January 2017—Every few seconds, the narrow wooden floor creaks as a group of giggling children flows through the corridors of Carnaval Play & Learn, an after-school and summer program in the city of Zarqa, located to the northeast of the capital city Amman. Each laugh and slam of the door is music to Eman Awamleh’s ears, a mother who founded this one-of-a-kind center in Jordan.
After spending weeks searching, to no avail, for a program that combines fun, constructive and creative learning for her 2-year-old son, Yanal, Awamleh decided to design her own curriculum. “I quickly grew frustrated,” she says. “All the centers were either too expensive or didn’t offer what I was looking for. Plus, all the content that I found online was in English and I knew it just wasn’t the right fit.”
Her friends quickly noticed how effective her curriculum was and started sending their children to her house after school and on weekends. Soon, Awamleh began to freelance, teaching the program as an extracurricular activity in various private schools around Amman before signing annual contracts with them.
Things were moving quickly for Awamleh, but her own community clearly lacked a program like hers, so she knew she had to open her own center in Zarqa. Five years later, with only 20 Jordanian dinars and the ability to launch a Facebook page, Awamleh laid the foundation for what would become Carnaval Play & Learn.

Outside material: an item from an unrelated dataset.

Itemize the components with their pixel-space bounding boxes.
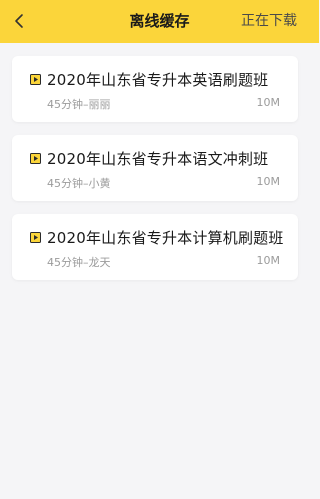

Awamleh had gained enough popularity through social media over the years to apply for a small business grant from USAID’s Local Enterprise Support Project to open up a center that not only benefits youth, but the entire community.
Carnaval officially opened in April 2016 in Zarqa. According to Awamleh, Zarqa is very industrial and underserved when it comes to recreational activities for children of all ages, as day care centers are the only available option for toddlers, leaving older children with no place to go for after-school or summer programs.
Awamleh believes that creative and imaginative play is a natural way for children to learn about the world around them. Her idea was simple: provide a center that teaches children critical and creative thinking and fosters intellectual curiosity through fun activities. It is not unusual to see little kids dressed up as princesses and pirates, while others climb up a small rock wall.
Carnaval is not just a place that offers an exceptional learning opportunity for children—it employs around 20 women and students, allowing them to become active in the economy. It also gives adults the chance to develop skills that can be turned into careers such as drawing, handicrafts and fashion design.
“We encourage stay-at-home mothers to come to the center to take a course,” says Awamleh. “We provide them with all the supplies, and build the schedule around their times of availability with incredibly easy payment terms. And the best part is that their children have a safe place to spend time in while they’re taking their lesson.”
Some parents even make a 30-minute trip daily to drop off their kids at the center. “We try to give children an experience that’s unlike anything they’ve ever seen—something they’ll never learn and experience in school or from television,” adds Awamleh.
Since 2015, USAID’s Local Enterprise Support Project in Jordan has facilitated 83 grants totaling $7.4 million to support the growth of small businesses and improve the long-term economic development of underserved communities. The five-year project began in December 2013.